A Brief History of Bucharest Village Museum
The Village Museum in Bucharest (Muzeul Satului) was created in 1936 by the sociology Professor Dimitrie Gusti and funded by royal decree. Gusti went around the country and after many years of field research he came up with the idea of creating a Romanian village museum.
Initially the museum started with only a handful of houses, windmills and watermills from various areas of Romania. The buildings have been disassembled and relocated here.
During the second World War the museum faced very difficult times being used for war refugees. The houses and artifacts have fallen into total neglect.
Under the Communist years that followed the museum continued to fall into disrepair. But despite of the harsh political and economic conditions, it managed to survive.
In recent years, with grants received from the European Union, the collection has been restored and has grown into one of the most captivating outdoor ethnographic museums in the world.
What to Expect at Bucharest Village Museum
Today the Village Museum in Bucharest covers almost 25 acres of land. The museum features 272 authentic farms and peasants homes from the 15th to the 19th century gathered from villages in every region of Romania. Some of the houses display kitchen utensils, wool rugs, pottery and old farming tools. Most of these homes are simple wooden huts or basic shacks furnished with benches, stools and very primitive beds.
The structures are made of traditional materials used by the peasants in the course of history (wood, clay, straw and sometimes stone). But the perishable nature of these materials poses a permanent challenge for the museum, as they are very difficult to preserve.
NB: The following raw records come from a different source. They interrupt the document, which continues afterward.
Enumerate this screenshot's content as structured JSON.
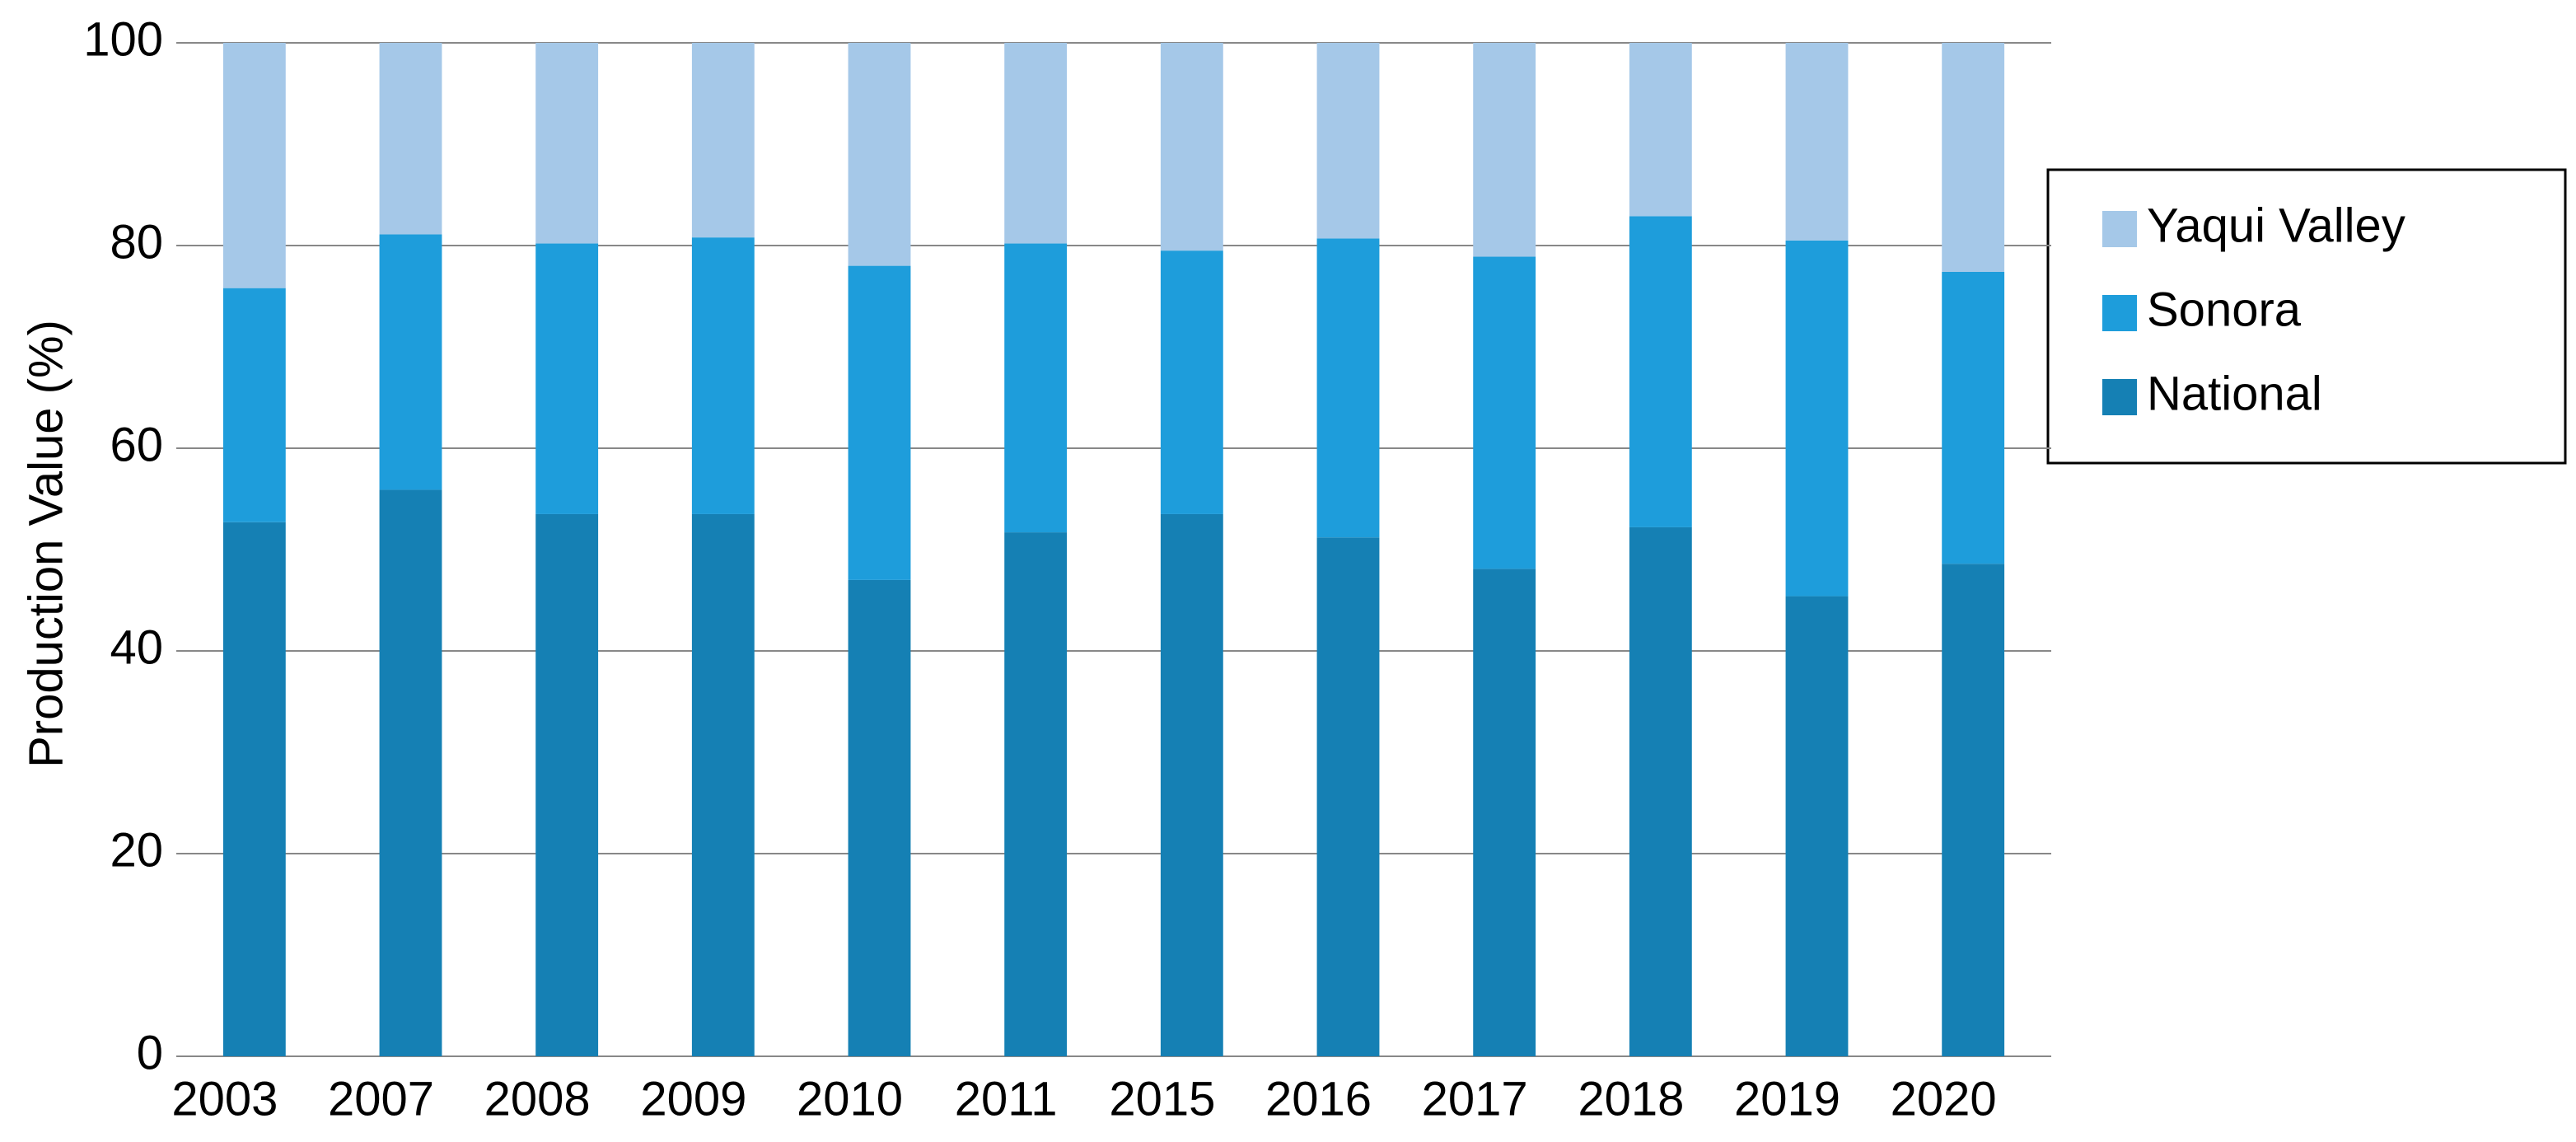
{
  "chart_data": {
    "type": "stacked_bar",
    "y_label": "Production Value (%)",
    "categories": [
      "2003",
      "2007",
      "2008",
      "2009",
      "2010",
      "2011",
      "2015",
      "2016",
      "2017",
      "2018",
      "2019",
      "2020"
    ],
    "series": [
      {
        "name": "National",
        "color": "#1580b4",
        "values": [
          52.7,
          55.9,
          53.5,
          53.5,
          47.0,
          51.7,
          53.5,
          51.2,
          48.1,
          52.2,
          45.4,
          48.6
        ]
      },
      {
        "name": "Sonora",
        "color": "#1e9ddb",
        "values": [
          23.1,
          25.2,
          26.7,
          27.3,
          31.0,
          28.5,
          26.0,
          29.5,
          30.8,
          30.7,
          35.1,
          28.8
        ]
      },
      {
        "name": "Yaqui Valley",
        "color": "#a5c8e8",
        "values": [
          24.2,
          18.9,
          19.8,
          19.2,
          22.0,
          19.8,
          20.5,
          19.3,
          21.1,
          17.1,
          19.5,
          22.6
        ]
      }
    ],
    "ylim": [
      0,
      100
    ],
    "yticks": [
      0,
      20,
      40,
      60,
      80,
      100
    ],
    "grid": true,
    "legend": "right"
  }
}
One of the highlights of the museum is the steep belfry of the wooden Maramureş church, complete with beautiful but faded icons.
I found it very interesting that one of the houses was featuring gypsy metal crafts. Like many of the countries in Eastern Europe, Romania is home to a large population of Gypsies whose traditional occupation is metalworking –tinsmiths and blacksmiths. Sadly, in Romania being a Gypsy is the worst social stigma. These dark-skinned people who ramble Romania’s countryside in caravans always lived by their own rules. They never managed to integrate themselves among the country’s white population, therefore remaining outcasts.
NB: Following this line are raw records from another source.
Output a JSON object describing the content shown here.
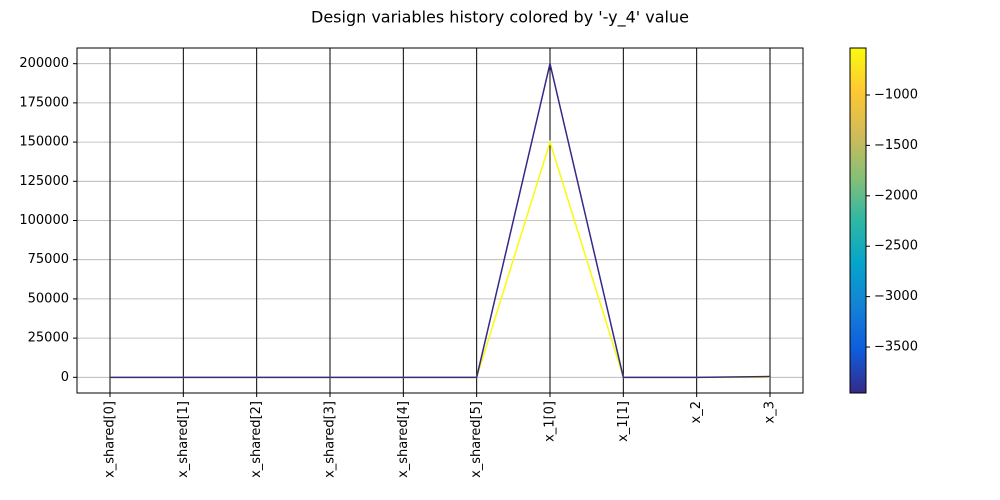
{
  "chart_data": {
    "type": "parallel",
    "title": "Design variables history colored by '-y_4' value",
    "categories": [
      "x_shared[0]",
      "x_shared[1]",
      "x_shared[2]",
      "x_shared[3]",
      "x_shared[4]",
      "x_shared[5]",
      "x_1[0]",
      "x_1[1]",
      "x_2",
      "x_3"
    ],
    "series": [
      {
        "color": "#f9fb0e",
        "values": [
          0,
          0,
          0,
          0,
          0,
          0,
          150000,
          0,
          0,
          0
        ]
      },
      {
        "color": "#352a87",
        "values": [
          0,
          0,
          0,
          0,
          0,
          0,
          200000,
          0,
          0,
          500
        ]
      }
    ],
    "ylim": [
      -10000,
      210000
    ],
    "yticks": [
      0,
      25000,
      50000,
      75000,
      100000,
      125000,
      150000,
      175000,
      200000
    ],
    "grid": true,
    "colorbar": {
      "lim": [
        -3956,
        -534
      ],
      "colors": [
        "#352a87",
        "#0f5cdd",
        "#1481d6",
        "#06a4ca",
        "#2eb7a4",
        "#87bf77",
        "#d1bb59",
        "#fec832",
        "#f9fb0e"
      ],
      "ticks": [
        {
          "value": -1000,
          "label": "−1000"
        },
        {
          "value": -1500,
          "label": "−1500"
        },
        {
          "value": -2000,
          "label": "−2000"
        },
        {
          "value": -2500,
          "label": "−2500"
        },
        {
          "value": -3000,
          "label": "−3000"
        },
        {
          "value": -3500,
          "label": "−3500"
        }
      ]
    }
  }
}
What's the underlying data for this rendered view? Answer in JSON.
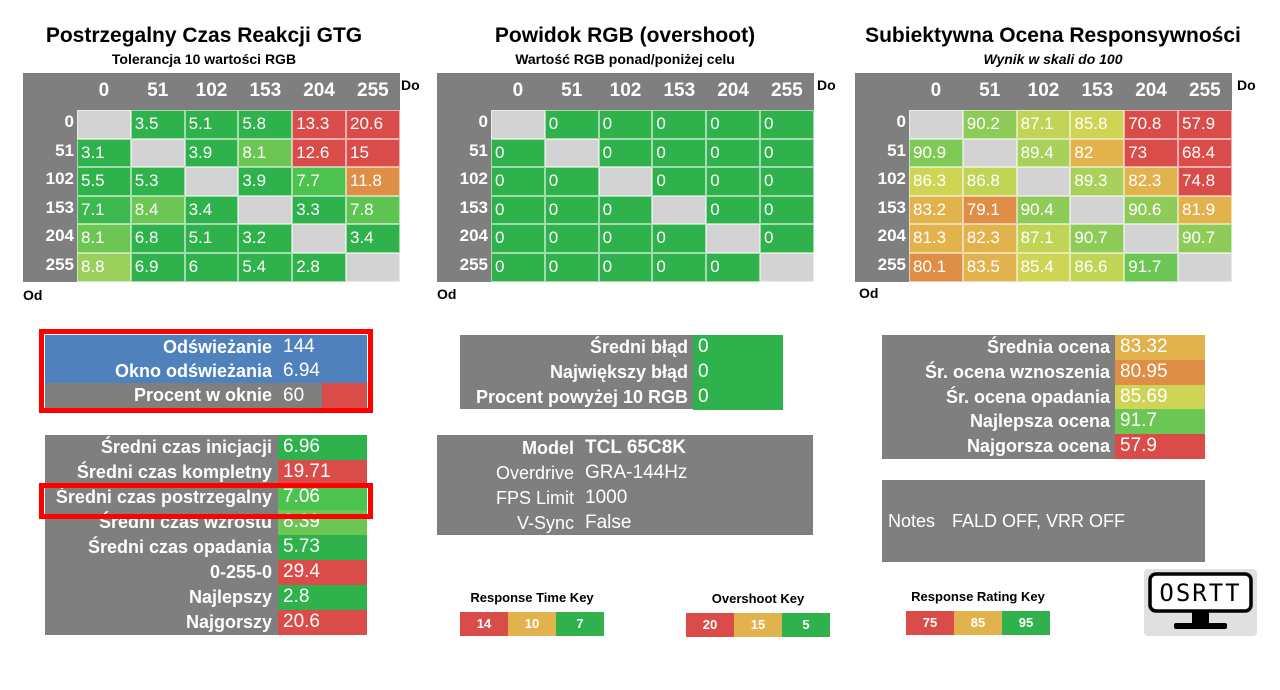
{
  "colors": {
    "green_best": "#2fb14c",
    "green": "#4cc24f",
    "light_green": "#99cf5a",
    "yellow": "#cfd455",
    "orange_yellow": "#e2b24d",
    "orange": "#de8f45",
    "red": "#da4c49",
    "diagonal": "#d3d3d3",
    "panel_gray": "#7f7f7f",
    "blue": "#4f81bd",
    "highlight_red": "#ff0000"
  },
  "gtg": {
    "title": "Postrzegalny Czas Reakcji GTG",
    "subtitle": "Tolerancja 10 wartości RGB",
    "to_label": "Do",
    "from_label": "Od",
    "columns": [
      "0",
      "51",
      "102",
      "153",
      "204",
      "255"
    ],
    "rows": [
      "0",
      "51",
      "102",
      "153",
      "204",
      "255"
    ],
    "cells": [
      [
        "",
        "3.5",
        "5.1",
        "5.8",
        "13.3",
        "20.6"
      ],
      [
        "3.1",
        "",
        "3.9",
        "8.1",
        "12.6",
        "15"
      ],
      [
        "5.5",
        "5.3",
        "",
        "3.9",
        "7.7",
        "11.8"
      ],
      [
        "7.1",
        "8.4",
        "3.4",
        "",
        "3.3",
        "7.8"
      ],
      [
        "8.1",
        "6.8",
        "5.1",
        "3.2",
        "",
        "3.4"
      ],
      [
        "8.8",
        "6.9",
        "6",
        "5.4",
        "2.8",
        ""
      ]
    ],
    "cell_colors": [
      [
        "#d3d3d3",
        "#2fb14c",
        "#2fb14c",
        "#2fb14c",
        "#da4c49",
        "#da4c49"
      ],
      [
        "#2fb14c",
        "#d3d3d3",
        "#2fb14c",
        "#6cc653",
        "#da4c49",
        "#da4c49"
      ],
      [
        "#2fb14c",
        "#2fb14c",
        "#d3d3d3",
        "#2fb14c",
        "#4cc24f",
        "#de8f45"
      ],
      [
        "#3cb84e",
        "#6cc653",
        "#2fb14c",
        "#d3d3d3",
        "#2fb14c",
        "#5dc351"
      ],
      [
        "#6cc653",
        "#2fb14c",
        "#2fb14c",
        "#2fb14c",
        "#d3d3d3",
        "#2fb14c"
      ],
      [
        "#99cf5a",
        "#2fb14c",
        "#2fb14c",
        "#2fb14c",
        "#2fb14c",
        "#d3d3d3"
      ]
    ]
  },
  "overshoot": {
    "title": "Powidok RGB (overshoot)",
    "subtitle": "Wartość RGB ponad/poniżej celu",
    "to_label": "Do",
    "from_label": "Od",
    "columns": [
      "0",
      "51",
      "102",
      "153",
      "204",
      "255"
    ],
    "rows": [
      "0",
      "51",
      "102",
      "153",
      "204",
      "255"
    ],
    "cells": [
      [
        "",
        "0",
        "0",
        "0",
        "0",
        "0"
      ],
      [
        "0",
        "",
        "0",
        "0",
        "0",
        "0"
      ],
      [
        "0",
        "0",
        "",
        "0",
        "0",
        "0"
      ],
      [
        "0",
        "0",
        "0",
        "",
        "0",
        "0"
      ],
      [
        "0",
        "0",
        "0",
        "0",
        "",
        "0"
      ],
      [
        "0",
        "0",
        "0",
        "0",
        "0",
        ""
      ]
    ],
    "cell_colors": [
      [
        "#d3d3d3",
        "#2fb14c",
        "#2fb14c",
        "#2fb14c",
        "#2fb14c",
        "#2fb14c"
      ],
      [
        "#2fb14c",
        "#d3d3d3",
        "#2fb14c",
        "#2fb14c",
        "#2fb14c",
        "#2fb14c"
      ],
      [
        "#2fb14c",
        "#2fb14c",
        "#d3d3d3",
        "#2fb14c",
        "#2fb14c",
        "#2fb14c"
      ],
      [
        "#2fb14c",
        "#2fb14c",
        "#2fb14c",
        "#d3d3d3",
        "#2fb14c",
        "#2fb14c"
      ],
      [
        "#2fb14c",
        "#2fb14c",
        "#2fb14c",
        "#2fb14c",
        "#d3d3d3",
        "#2fb14c"
      ],
      [
        "#2fb14c",
        "#2fb14c",
        "#2fb14c",
        "#2fb14c",
        "#2fb14c",
        "#d3d3d3"
      ]
    ]
  },
  "rating": {
    "title": "Subiektywna Ocena Responsywności",
    "subtitle": "Wynik w skali do 100",
    "to_label": "Do",
    "from_label": "Od",
    "columns": [
      "0",
      "51",
      "102",
      "153",
      "204",
      "255"
    ],
    "rows": [
      "0",
      "51",
      "102",
      "153",
      "204",
      "255"
    ],
    "cells": [
      [
        "",
        "90.2",
        "87.1",
        "85.8",
        "70.8",
        "57.9"
      ],
      [
        "90.9",
        "",
        "89.4",
        "82",
        "73",
        "68.4"
      ],
      [
        "86.3",
        "86.8",
        "",
        "89.3",
        "82.3",
        "74.8"
      ],
      [
        "83.2",
        "79.1",
        "90.4",
        "",
        "90.6",
        "81.9"
      ],
      [
        "81.3",
        "82.3",
        "87.1",
        "90.7",
        "",
        "90.7"
      ],
      [
        "80.1",
        "83.5",
        "85.4",
        "86.6",
        "91.7",
        ""
      ]
    ],
    "cell_colors": [
      [
        "#d3d3d3",
        "#8fcb58",
        "#c2d456",
        "#cfd455",
        "#da4c49",
        "#da4c49"
      ],
      [
        "#7fc956",
        "#d3d3d3",
        "#a8d05a",
        "#e2b24d",
        "#da4c49",
        "#da4c49"
      ],
      [
        "#cfd455",
        "#c2d456",
        "#d3d3d3",
        "#a8d05a",
        "#e2b24d",
        "#da4c49"
      ],
      [
        "#e2b24d",
        "#de8f45",
        "#8fcb58",
        "#d3d3d3",
        "#8fcb58",
        "#e2b24d"
      ],
      [
        "#e2b24d",
        "#e2b24d",
        "#c2d456",
        "#8fcb58",
        "#d3d3d3",
        "#8fcb58"
      ],
      [
        "#de8f45",
        "#e2b24d",
        "#cfd455",
        "#c2d456",
        "#6cc653",
        "#d3d3d3"
      ]
    ]
  },
  "refresh_panel": {
    "rows": [
      {
        "label": "Odświeżanie",
        "value": "144"
      },
      {
        "label": "Okno odświeżania",
        "value": "6.94"
      },
      {
        "label": "Procent w oknie",
        "value": "60"
      }
    ]
  },
  "times_panel": {
    "rows": [
      {
        "label": "Średni czas inicjacji",
        "value": "6.96",
        "color": "#2fb14c"
      },
      {
        "label": "Średni czas kompletny",
        "value": "19.71",
        "color": "#da4c49"
      },
      {
        "label": "Średni czas postrzegalny",
        "value": "7.06",
        "color": "#4cc24f"
      },
      {
        "label": "Średni czas wzrostu",
        "value": "8.39",
        "color": "#6cc653"
      },
      {
        "label": "Średni czas opadania",
        "value": "5.73",
        "color": "#2fb14c"
      },
      {
        "label": "0-255-0",
        "value": "29.4",
        "color": "#da4c49"
      },
      {
        "label": "Najlepszy",
        "value": "2.8",
        "color": "#2fb14c"
      },
      {
        "label": "Najgorszy",
        "value": "20.6",
        "color": "#da4c49"
      }
    ]
  },
  "error_panel": {
    "rows": [
      {
        "label": "Średni błąd",
        "value": "0"
      },
      {
        "label": "Największy błąd",
        "value": "0"
      },
      {
        "label": "Procent powyżej 10 RGB",
        "value": "0"
      }
    ]
  },
  "info_panel": {
    "rows": [
      {
        "label": "Model",
        "value": "TCL 65C8K",
        "bold": true
      },
      {
        "label": "Overdrive",
        "value": "GRA-144Hz",
        "bold": false
      },
      {
        "label": "FPS Limit",
        "value": "1000",
        "bold": false
      },
      {
        "label": "V-Sync",
        "value": "False",
        "bold": false
      }
    ]
  },
  "score_panel": {
    "rows": [
      {
        "label": "Średnia ocena",
        "value": "83.32",
        "color": "#e2b24d"
      },
      {
        "label": "Śr. ocena wznoszenia",
        "value": "80.95",
        "color": "#de8f45"
      },
      {
        "label": "Śr. ocena opadania",
        "value": "85.69",
        "color": "#cfd455"
      },
      {
        "label": "Najlepsza ocena",
        "value": "91.7",
        "color": "#6cc653"
      },
      {
        "label": "Najgorsza ocena",
        "value": "57.9",
        "color": "#da4c49"
      }
    ]
  },
  "notes_panel": {
    "label": "Notes",
    "value": "FALD OFF, VRR OFF"
  },
  "keys": [
    {
      "title": "Response Time Key",
      "values": [
        "14",
        "10",
        "7"
      ],
      "colors": [
        "#da4c49",
        "#e2b24d",
        "#2fb14c"
      ]
    },
    {
      "title": "Overshoot Key",
      "values": [
        "20",
        "15",
        "5"
      ],
      "colors": [
        "#da4c49",
        "#e2b24d",
        "#2fb14c"
      ]
    },
    {
      "title": "Response Rating Key",
      "values": [
        "75",
        "85",
        "95"
      ],
      "colors": [
        "#da4c49",
        "#e2b24d",
        "#2fb14c"
      ]
    }
  ],
  "logo": {
    "text": "OSRTT",
    "icon": "monitor-icon"
  }
}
Best Time to Visit the Village Museum
Bucharest Village Museum has an ideal location: on the shore of the Herastrau Lake and just adjacent to the park bearing the same name. Strolling through the 25 acres of shaded lanes on the lake shore is just so beautiful!
The museum is open year-round, but the best time to explore it is on a clear sunny day. We visited the museum on a week-end and it was relatively crowded compared to the week-days. But weekends have their own advantages. Being a Saturday, we had the chance to encounter several wedding parties who came to the museum for photo shoots.
All around the area there are small kiosks and tables with home made goods and crafts for sale. You can buy some authentic souvenirs, or traditional bread, pies and cookies at very reasonable prices. Sometimes the museum offers craft programs (pottery, embroidery, etc.)
How to Reach the Bucharest Village Museum
You can reach the Village Museum by bus or by metro, from the center of the city. If you come by metro, take line number 2 and get off at Aviatorilor. But if you don’t want to bother with finding your way around the city, you can take a cab. Taxis are very inexpensive in Bucharest.
A complete tour of the Village Museum in Bucharest takes at least 3-4 hours. However, you can spend a lot more time on the grounds if you want to buy some souvenirs, have a picnic, or enjoy some of the local foods. The museum has a great souvenir shop and a stall selling traditional Romanian sweets and cakes. It even has a restaurant, La Francu, set in an original 19th-century inn.
To visit the museum, you can choose to have a guided tour or a self-guided tour. Guided tours are available in English, French, Spanish, Italian, and Russian, but they require a reservation. If you choose to explore the Village Museum on your own you can rent an audio guides for 50 lei, or 8 lei on your smartphone. Walking the museum grounds is fairly easy, as there are signs both in English and Romanian. Admission fee is very reasonable: 10 Lei (about $3.
Note: while the museum is open on Mondays, the houses are not.